Ceritakan secara jujur kepada mereka mengenai status mu sebagai mahasiswa aktif. Sebagian besar perusahaan sangat menghargai kejujuran calon kandidatnya.
Dengan komunikasi yang terbuka, perusahaan dapat memberikan fleksibilitas jadwa agar kamu tetap hadir di kelas tanpa mengabaikan tanggung jawab kantor.
2. Menerapkan Skala Prioritas secara Disiplin
Di tengah tumpukan tugas yang datang dari dua arah sekaligus, kamu harus mampu memilah mana yang benar-benar mendesak.

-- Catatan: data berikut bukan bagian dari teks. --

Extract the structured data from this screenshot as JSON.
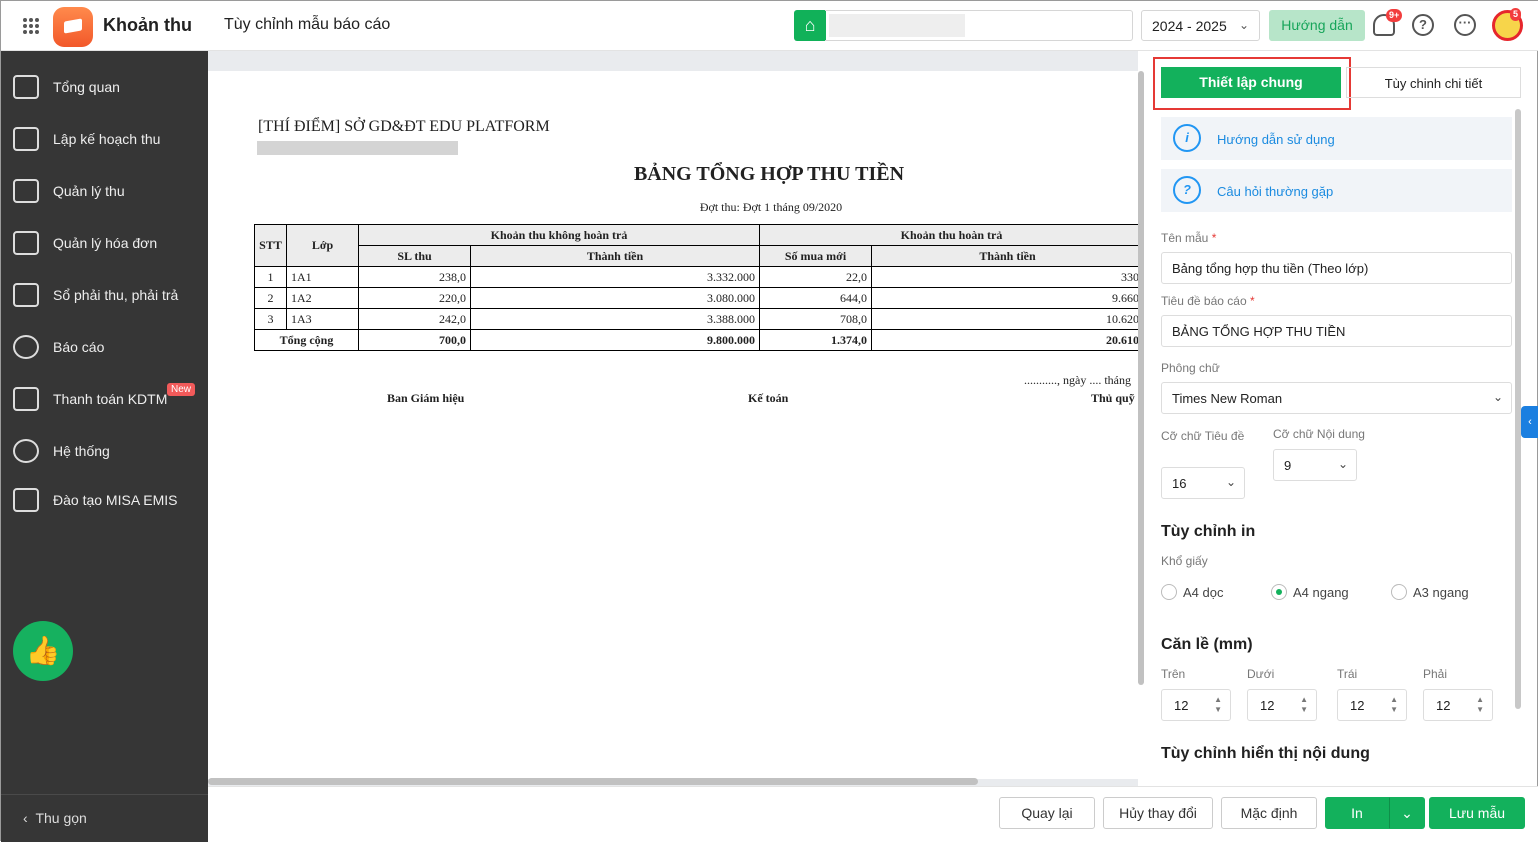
{
  "header": {
    "app_title": "Khoản thu",
    "page_title": "Tùy chỉnh mẫu báo cáo",
    "year": "2024 - 2025",
    "guide": "Hướng dẫn",
    "notif_badge": "9+",
    "avatar_badge": "5"
  },
  "sidebar": {
    "items": [
      {
        "label": "Tổng quan"
      },
      {
        "label": "Lập kế hoạch thu"
      },
      {
        "label": "Quản lý thu"
      },
      {
        "label": "Quản lý hóa đơn"
      },
      {
        "label": "Sổ phải thu, phải trả"
      },
      {
        "label": "Báo cáo"
      },
      {
        "label": "Thanh toán KDTM",
        "badge": "New"
      },
      {
        "label": "Hệ thống"
      },
      {
        "label": "Đào tạo MISA EMIS"
      }
    ],
    "collapse": "Thu gọn"
  },
  "report": {
    "org": "[THÍ ĐIỂM] SỞ GD&ĐT EDU PLATFORM",
    "title": "BẢNG TỔNG HỢP THU TIỀN",
    "period": "Đợt thu: Đợt 1 tháng 09/2020",
    "headers": {
      "stt": "STT",
      "lop": "Lớp",
      "group1": "Khoản thu không hoàn trả",
      "group2": "Khoản thu hoàn trả",
      "sl_thu": "SL thu",
      "thanh_tien1": "Thành tiền",
      "so_mua_moi": "Số mua mới",
      "thanh_tien2": "Thành tiền"
    },
    "rows": [
      [
        "1",
        "1A1",
        "238,0",
        "3.332.000",
        "22,0",
        "330"
      ],
      [
        "2",
        "1A2",
        "220,0",
        "3.080.000",
        "644,0",
        "9.660"
      ],
      [
        "3",
        "1A3",
        "242,0",
        "3.388.000",
        "708,0",
        "10.620"
      ]
    ],
    "total": {
      "label": "Tổng cộng",
      "sl_thu": "700,0",
      "thanh_tien1": "9.800.000",
      "so_mua_moi": "1.374,0",
      "thanh_tien2": "20.610"
    },
    "date_line": "..........., ngày .... tháng",
    "signers": [
      "Ban Giám hiệu",
      "Kế toán",
      "Thủ quỹ"
    ]
  },
  "panel": {
    "tab_general": "Thiết lập chung",
    "tab_detail": "Tùy chinh chi tiết",
    "help": "Hướng dẫn sử dụng",
    "faq": "Câu hỏi thường gặp",
    "template_name_label": "Tên mẫu",
    "template_name": "Bảng tổng hợp thu tiền (Theo lớp)",
    "report_title_label": "Tiêu đề báo cáo",
    "report_title": "BẢNG TỔNG HỢP THU TIỀN",
    "font_label": "Phông chữ",
    "font": "Times New Roman",
    "title_size_label": "Cỡ chữ Tiêu đề",
    "title_size": "16",
    "content_size_label": "Cỡ chữ Nội dung",
    "content_size": "9",
    "print_heading": "Tùy chỉnh in",
    "paper_label": "Khổ giấy",
    "paper_options": [
      "A4 dọc",
      "A4 ngang",
      "A3 ngang"
    ],
    "paper_selected": "A4 ngang",
    "margin_heading": "Căn lề (mm)",
    "margins": [
      {
        "label": "Trên",
        "value": "12"
      },
      {
        "label": "Dưới",
        "value": "12"
      },
      {
        "label": "Trái",
        "value": "12"
      },
      {
        "label": "Phải",
        "value": "12"
      }
    ],
    "display_heading": "Tùy chỉnh hiển thị nội dung"
  },
  "footer": {
    "back": "Quay lại",
    "discard": "Hủy thay đổi",
    "default": "Mặc định",
    "print": "In",
    "save": "Lưu mẫu"
  }
}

Gunakan matriks prioritas untuk membedakan tugas yang bersifat "penting-mendesak" dan "penting-bisa ditunda". Catat semua tenggat waktu (deadline) dari dosen dan atasan dalam satu kalender yang sama.
Dengan menyelesaikan pekerjaan yang paling penting terlebih dahulu, beban mental mu pun akan berkurang dan bisa bekerja dengan lebih fokus tanpa dihantui rasa cemas.

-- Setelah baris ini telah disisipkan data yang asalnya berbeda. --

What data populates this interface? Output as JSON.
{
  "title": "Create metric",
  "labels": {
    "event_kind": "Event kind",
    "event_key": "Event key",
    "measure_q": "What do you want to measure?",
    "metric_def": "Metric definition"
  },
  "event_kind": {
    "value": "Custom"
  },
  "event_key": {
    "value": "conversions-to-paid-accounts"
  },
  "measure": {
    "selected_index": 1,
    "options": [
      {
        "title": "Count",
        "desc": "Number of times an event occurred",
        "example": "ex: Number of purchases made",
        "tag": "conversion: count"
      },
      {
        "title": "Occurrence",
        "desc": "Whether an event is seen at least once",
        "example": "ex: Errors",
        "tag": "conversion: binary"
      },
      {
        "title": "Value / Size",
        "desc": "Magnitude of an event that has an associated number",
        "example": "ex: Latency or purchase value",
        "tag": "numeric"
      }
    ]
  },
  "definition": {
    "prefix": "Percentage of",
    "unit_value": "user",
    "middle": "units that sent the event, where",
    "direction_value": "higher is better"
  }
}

Baca juga: Kartu Rencana Studi (KRS): Panduan Penting Mahasiswa Menyusun Perjalanan Akademik
3. Mencicil Tugas
Tugas yang menumpuk merupakan faktor pemicu utama stres. Hindari kebiasaan mengerjakan tugas dengan Sistem Kebut Semalam (SKS), karena selain menurunkan kualitas hasil kerjaan, begadang juga akan merusak kesehatan dalam jangka panjang.

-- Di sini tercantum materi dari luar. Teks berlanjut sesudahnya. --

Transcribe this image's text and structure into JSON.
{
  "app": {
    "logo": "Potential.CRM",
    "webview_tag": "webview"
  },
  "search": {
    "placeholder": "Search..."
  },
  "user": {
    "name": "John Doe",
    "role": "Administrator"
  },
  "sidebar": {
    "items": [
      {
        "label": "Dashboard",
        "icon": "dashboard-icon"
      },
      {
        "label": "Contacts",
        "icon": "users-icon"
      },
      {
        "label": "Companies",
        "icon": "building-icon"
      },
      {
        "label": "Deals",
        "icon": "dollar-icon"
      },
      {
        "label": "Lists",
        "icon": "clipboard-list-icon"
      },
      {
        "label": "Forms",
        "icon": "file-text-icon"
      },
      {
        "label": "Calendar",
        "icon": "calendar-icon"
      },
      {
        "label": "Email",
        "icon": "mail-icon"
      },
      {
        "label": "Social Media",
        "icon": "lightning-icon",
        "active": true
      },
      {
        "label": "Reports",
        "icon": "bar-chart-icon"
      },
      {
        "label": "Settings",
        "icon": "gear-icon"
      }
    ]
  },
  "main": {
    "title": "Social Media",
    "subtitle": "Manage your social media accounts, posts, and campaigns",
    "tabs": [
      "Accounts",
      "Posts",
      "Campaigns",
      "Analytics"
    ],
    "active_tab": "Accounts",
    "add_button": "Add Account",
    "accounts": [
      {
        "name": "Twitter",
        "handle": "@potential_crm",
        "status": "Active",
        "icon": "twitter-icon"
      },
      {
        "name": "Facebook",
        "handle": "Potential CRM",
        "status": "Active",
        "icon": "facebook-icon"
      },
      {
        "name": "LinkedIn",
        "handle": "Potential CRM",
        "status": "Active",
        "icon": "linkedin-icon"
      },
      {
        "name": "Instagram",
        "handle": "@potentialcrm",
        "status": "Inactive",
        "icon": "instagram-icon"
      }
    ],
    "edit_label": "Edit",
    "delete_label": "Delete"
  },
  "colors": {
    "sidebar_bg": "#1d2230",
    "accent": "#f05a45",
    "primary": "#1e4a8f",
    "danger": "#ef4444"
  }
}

Manfaatkan waktu luang sekecil apa pun, seperti saat jam istirahat atau di perjalanan untuk mencicil tugas-tugas.
Konsistensi dalam mencicil tugas seperti itu akan membuat beban kerja terasa lebih ringan dan prouduktivitas mu di kantor tetap berjalan dengan baik.
4. Terapkan Teknik Pomodoro
Apakah kamu sering merasa terdistraksi oleh media sosial saat baru mulai mengerjakan tugas? Teknik Pomodoro bisa menjadi solusinya.
Metode manajemen waktu yang ditemukan oleh Francesco Cirillo ini memanfaatkan interval waktu untuk menjaga fokus otak tetap tajam.
Cara menerapkan teknik pomodoro:
- Fokus Intensif: Atur timer selama 25 menit dan berikan semua perhatian mu pada satu tugas tanpa gangguan apapun.
- Istirahat Singkat: Setelah 25 menit, berikan waktu 5 menit bagi otak untuk beristirahat, misalnya dengan melakukan peregangan atau minum air.
- Repetisi: Ulangi siklus ini sebanyak empat kali, lalu ambil istirahat lebih panjang sekitar 15-30 menit. Dengan pola seperti ini, kamu dapat mencegah kelelahan mental dan membuat waktu belajar menjadi jauh lebih efektif.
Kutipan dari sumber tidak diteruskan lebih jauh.